Суворин, тоже по-своему имея в виду "расширение художественной впечатлительности", ориентировал беллетристов на обращение к "новым средам, новым условиям жизни, новым профессиям". Он требовал учета в беллетристике новейших данных и веяний в науке, новых идей, новых интересов и увлечений общества, новой конкретности и точности в передаче новых реалий и условий быта.
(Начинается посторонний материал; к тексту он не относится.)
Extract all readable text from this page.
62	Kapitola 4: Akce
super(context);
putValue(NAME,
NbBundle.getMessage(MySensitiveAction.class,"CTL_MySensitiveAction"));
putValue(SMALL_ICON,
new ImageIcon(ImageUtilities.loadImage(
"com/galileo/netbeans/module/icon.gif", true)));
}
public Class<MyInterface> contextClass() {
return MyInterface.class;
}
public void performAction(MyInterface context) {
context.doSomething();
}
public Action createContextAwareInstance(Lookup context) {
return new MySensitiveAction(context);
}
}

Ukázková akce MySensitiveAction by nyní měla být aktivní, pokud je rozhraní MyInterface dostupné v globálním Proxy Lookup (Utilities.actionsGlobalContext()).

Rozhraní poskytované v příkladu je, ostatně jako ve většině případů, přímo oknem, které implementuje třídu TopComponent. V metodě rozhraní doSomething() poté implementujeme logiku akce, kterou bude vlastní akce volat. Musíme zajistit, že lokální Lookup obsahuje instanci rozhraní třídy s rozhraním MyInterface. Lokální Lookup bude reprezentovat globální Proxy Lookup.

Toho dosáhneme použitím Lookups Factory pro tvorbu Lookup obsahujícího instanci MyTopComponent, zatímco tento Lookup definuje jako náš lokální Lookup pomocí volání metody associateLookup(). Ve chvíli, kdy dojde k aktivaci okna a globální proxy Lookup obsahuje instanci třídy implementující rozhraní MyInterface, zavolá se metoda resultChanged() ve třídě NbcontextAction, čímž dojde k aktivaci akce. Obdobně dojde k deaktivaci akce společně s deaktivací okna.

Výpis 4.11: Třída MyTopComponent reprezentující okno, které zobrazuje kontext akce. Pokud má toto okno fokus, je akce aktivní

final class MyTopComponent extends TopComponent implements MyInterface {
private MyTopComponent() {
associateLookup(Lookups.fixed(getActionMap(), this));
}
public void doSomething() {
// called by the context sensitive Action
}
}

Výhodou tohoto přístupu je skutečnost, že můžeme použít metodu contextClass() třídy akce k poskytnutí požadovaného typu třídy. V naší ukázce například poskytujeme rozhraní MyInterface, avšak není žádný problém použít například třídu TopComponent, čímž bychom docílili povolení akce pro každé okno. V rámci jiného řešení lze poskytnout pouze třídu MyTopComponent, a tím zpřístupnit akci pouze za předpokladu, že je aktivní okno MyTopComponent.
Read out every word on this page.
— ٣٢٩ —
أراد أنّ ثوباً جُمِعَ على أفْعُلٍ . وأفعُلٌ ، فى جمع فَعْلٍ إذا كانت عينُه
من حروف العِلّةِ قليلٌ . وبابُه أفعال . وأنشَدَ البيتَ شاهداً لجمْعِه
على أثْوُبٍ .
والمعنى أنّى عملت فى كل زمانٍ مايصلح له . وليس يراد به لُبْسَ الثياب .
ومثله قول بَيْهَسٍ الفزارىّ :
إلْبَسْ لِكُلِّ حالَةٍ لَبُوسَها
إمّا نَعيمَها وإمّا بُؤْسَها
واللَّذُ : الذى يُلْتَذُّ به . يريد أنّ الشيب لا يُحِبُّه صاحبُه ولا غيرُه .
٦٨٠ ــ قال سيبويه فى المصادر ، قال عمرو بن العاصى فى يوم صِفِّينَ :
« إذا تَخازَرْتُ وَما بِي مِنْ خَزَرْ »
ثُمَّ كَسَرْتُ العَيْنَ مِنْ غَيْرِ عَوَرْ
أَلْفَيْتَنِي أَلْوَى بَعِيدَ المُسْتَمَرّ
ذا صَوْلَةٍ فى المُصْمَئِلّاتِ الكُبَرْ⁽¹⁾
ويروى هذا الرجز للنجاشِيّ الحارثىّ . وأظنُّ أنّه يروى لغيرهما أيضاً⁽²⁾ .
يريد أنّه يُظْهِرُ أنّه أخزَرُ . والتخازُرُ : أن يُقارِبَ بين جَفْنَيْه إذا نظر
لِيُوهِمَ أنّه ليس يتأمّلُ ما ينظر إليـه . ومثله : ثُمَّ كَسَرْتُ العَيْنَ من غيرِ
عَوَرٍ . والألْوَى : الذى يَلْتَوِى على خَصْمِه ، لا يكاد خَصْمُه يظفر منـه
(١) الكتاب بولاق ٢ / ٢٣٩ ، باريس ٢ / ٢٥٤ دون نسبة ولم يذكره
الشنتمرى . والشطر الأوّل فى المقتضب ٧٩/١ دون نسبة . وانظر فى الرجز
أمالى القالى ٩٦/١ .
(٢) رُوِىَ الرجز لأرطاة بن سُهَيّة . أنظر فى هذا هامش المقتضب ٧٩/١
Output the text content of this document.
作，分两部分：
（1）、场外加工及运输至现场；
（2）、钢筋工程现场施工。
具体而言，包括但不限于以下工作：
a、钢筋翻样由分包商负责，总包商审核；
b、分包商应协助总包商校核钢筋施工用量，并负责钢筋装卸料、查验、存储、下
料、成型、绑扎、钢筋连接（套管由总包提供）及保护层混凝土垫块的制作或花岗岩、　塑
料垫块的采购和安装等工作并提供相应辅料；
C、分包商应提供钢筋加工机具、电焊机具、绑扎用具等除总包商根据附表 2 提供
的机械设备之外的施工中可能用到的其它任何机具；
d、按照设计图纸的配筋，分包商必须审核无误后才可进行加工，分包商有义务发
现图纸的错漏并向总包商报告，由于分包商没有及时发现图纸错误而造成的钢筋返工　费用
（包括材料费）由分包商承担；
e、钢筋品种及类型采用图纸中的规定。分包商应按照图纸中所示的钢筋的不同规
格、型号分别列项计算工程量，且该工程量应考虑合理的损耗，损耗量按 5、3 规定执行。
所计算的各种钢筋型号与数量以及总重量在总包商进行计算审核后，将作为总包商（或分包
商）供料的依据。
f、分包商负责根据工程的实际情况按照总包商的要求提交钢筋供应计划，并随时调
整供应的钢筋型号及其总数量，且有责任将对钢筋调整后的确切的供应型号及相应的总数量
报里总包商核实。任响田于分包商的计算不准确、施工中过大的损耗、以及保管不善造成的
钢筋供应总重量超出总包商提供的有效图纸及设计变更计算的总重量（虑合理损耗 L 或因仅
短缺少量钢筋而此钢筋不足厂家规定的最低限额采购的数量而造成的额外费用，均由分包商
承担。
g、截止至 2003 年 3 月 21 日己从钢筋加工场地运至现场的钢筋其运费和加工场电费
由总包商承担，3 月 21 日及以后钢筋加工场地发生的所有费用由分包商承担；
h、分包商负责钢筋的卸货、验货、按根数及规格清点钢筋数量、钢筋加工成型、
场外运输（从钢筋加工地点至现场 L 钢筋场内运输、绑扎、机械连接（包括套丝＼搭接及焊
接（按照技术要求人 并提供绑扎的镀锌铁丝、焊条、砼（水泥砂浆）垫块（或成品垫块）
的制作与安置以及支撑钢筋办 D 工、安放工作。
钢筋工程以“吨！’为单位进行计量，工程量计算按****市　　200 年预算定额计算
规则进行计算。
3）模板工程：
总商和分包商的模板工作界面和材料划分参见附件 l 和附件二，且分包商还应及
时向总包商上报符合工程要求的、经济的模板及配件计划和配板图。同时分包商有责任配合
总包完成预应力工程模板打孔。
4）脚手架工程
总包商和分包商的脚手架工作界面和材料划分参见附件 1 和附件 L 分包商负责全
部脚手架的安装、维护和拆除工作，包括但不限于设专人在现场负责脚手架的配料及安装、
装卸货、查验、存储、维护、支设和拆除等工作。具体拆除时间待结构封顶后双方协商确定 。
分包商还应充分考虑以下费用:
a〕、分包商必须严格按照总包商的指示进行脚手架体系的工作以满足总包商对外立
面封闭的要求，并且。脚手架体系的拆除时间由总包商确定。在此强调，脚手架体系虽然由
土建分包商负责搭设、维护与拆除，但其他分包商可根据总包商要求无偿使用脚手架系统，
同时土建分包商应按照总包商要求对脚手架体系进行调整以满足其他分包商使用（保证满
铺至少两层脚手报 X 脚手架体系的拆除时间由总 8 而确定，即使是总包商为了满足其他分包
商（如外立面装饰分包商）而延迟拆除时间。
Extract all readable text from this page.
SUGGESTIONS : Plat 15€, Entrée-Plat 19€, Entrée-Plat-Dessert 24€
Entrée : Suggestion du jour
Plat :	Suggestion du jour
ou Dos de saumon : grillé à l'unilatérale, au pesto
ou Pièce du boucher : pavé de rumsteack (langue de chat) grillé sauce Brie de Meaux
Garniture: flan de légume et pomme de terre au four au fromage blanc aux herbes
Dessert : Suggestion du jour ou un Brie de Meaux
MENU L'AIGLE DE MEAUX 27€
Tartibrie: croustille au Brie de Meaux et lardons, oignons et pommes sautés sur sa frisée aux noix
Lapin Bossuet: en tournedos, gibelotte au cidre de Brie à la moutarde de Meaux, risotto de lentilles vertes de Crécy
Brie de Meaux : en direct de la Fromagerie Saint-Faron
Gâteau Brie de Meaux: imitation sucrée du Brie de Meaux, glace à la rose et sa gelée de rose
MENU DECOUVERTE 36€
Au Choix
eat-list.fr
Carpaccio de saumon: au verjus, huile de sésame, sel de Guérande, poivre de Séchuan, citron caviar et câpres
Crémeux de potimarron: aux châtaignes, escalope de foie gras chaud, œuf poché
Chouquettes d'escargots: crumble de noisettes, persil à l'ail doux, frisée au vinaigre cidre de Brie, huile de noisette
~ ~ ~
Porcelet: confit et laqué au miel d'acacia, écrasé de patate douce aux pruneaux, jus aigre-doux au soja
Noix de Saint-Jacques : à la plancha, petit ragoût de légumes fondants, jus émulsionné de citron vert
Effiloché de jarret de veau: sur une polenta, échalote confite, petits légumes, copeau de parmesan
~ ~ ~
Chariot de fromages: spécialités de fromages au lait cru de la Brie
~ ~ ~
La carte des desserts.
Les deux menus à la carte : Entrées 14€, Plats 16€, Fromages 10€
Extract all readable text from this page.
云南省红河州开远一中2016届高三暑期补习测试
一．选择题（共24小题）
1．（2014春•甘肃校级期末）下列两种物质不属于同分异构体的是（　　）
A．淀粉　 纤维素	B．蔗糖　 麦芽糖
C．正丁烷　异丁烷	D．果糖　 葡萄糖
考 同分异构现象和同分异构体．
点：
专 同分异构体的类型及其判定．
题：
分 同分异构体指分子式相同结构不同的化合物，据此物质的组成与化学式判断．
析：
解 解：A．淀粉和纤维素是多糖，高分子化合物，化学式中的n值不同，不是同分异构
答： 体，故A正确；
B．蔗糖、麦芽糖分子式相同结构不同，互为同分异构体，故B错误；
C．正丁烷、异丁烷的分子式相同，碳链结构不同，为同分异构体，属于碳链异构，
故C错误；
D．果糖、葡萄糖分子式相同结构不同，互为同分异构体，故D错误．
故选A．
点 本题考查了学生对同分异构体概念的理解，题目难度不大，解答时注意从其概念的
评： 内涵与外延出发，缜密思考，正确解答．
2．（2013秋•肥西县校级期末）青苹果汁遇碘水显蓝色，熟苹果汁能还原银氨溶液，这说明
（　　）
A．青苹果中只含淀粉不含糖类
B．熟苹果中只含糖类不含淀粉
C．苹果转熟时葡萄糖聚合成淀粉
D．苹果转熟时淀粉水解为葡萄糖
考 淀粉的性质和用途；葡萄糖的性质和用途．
Более того, он призывал к беллетристической специализации, к избранию прозаиками "своих" сфер изображения, в которых они бы ориентировались так же свободно, как их персонажи.
И это было набором задач литературы натуралистической, как Мережковский чуть позже сформулирует задачи литературы модернистской.
Обозначенная Сувориным в 1890 году программа была выполнена русской беллетристикой в следующие полтора – два десятилетия. Это было сделано Боборыкиным, Потапенко, Маминым-Сибиряком, Станюковичем, их менее даровитыми современниками, а в начале века во многом продолжено Чириковым, Вересаевым, Телешовым, Серафимовичем, Гусевым-Оренбургским…
В произведениях большинства писателей рубежа веков черты, идущие от обеих программ, предстают не в чистом виде, а сплетаются, порой достаточно причудливо. Именно это соединение натуралистических и модернистских тенденций питало прозу Арцыбашева, Сергеева-Ценского, и на гораздо более высоком уровне – Леонида Андреева. И Горький, который ярко завершал один литературный век и входил в век следующий, не прошел мимо обеих тенденций.
Повествовательные модели в прозе русского натурализма
Новизна материала при шаблонности и консерватизме в художественной его организации – особенность русского натурализма рубежа XIX-XX веков. Она проявилась не только в концепции литературного героя. В неменьшей степени это убийственное соединение проявилось в организации повествования в прозаических произведениях. И в этой сфере русский натурализм скорее обслуживал традиционные ожидания читающей публики, чем пролагал новые пути.
Поиски новых путей построения повествовательной фразы, конечно, велись – и опять эта новизна нащупывалась сразу несколькими авторами.
Так, заслуживают внимания те настойчивые указания, которые делал уже в новом веке П. Д. Боборыкин, стремясь "запатентовать" свой приоритет в использовании одного литературного приема, который в сознании читателей закрепился за Чеховым. "… кто по письму стоит между Толстым и Чеховым? <…> Ведь его язык, тон, склад фразы, ритм – не с неба же свалились?.." И пояснял далее, в чем состоял этот прием: "Я совсем изменил склад повествования, пропуская все и в объективных вещах через психику и умственный язык действующих лиц. Этого Вы не найдете ни у кого из моих старших. У Тургенева, у Толстого даже следа нет – совсем по-другому" (письмо А. А. Измайлову от 26 июня 1909 года).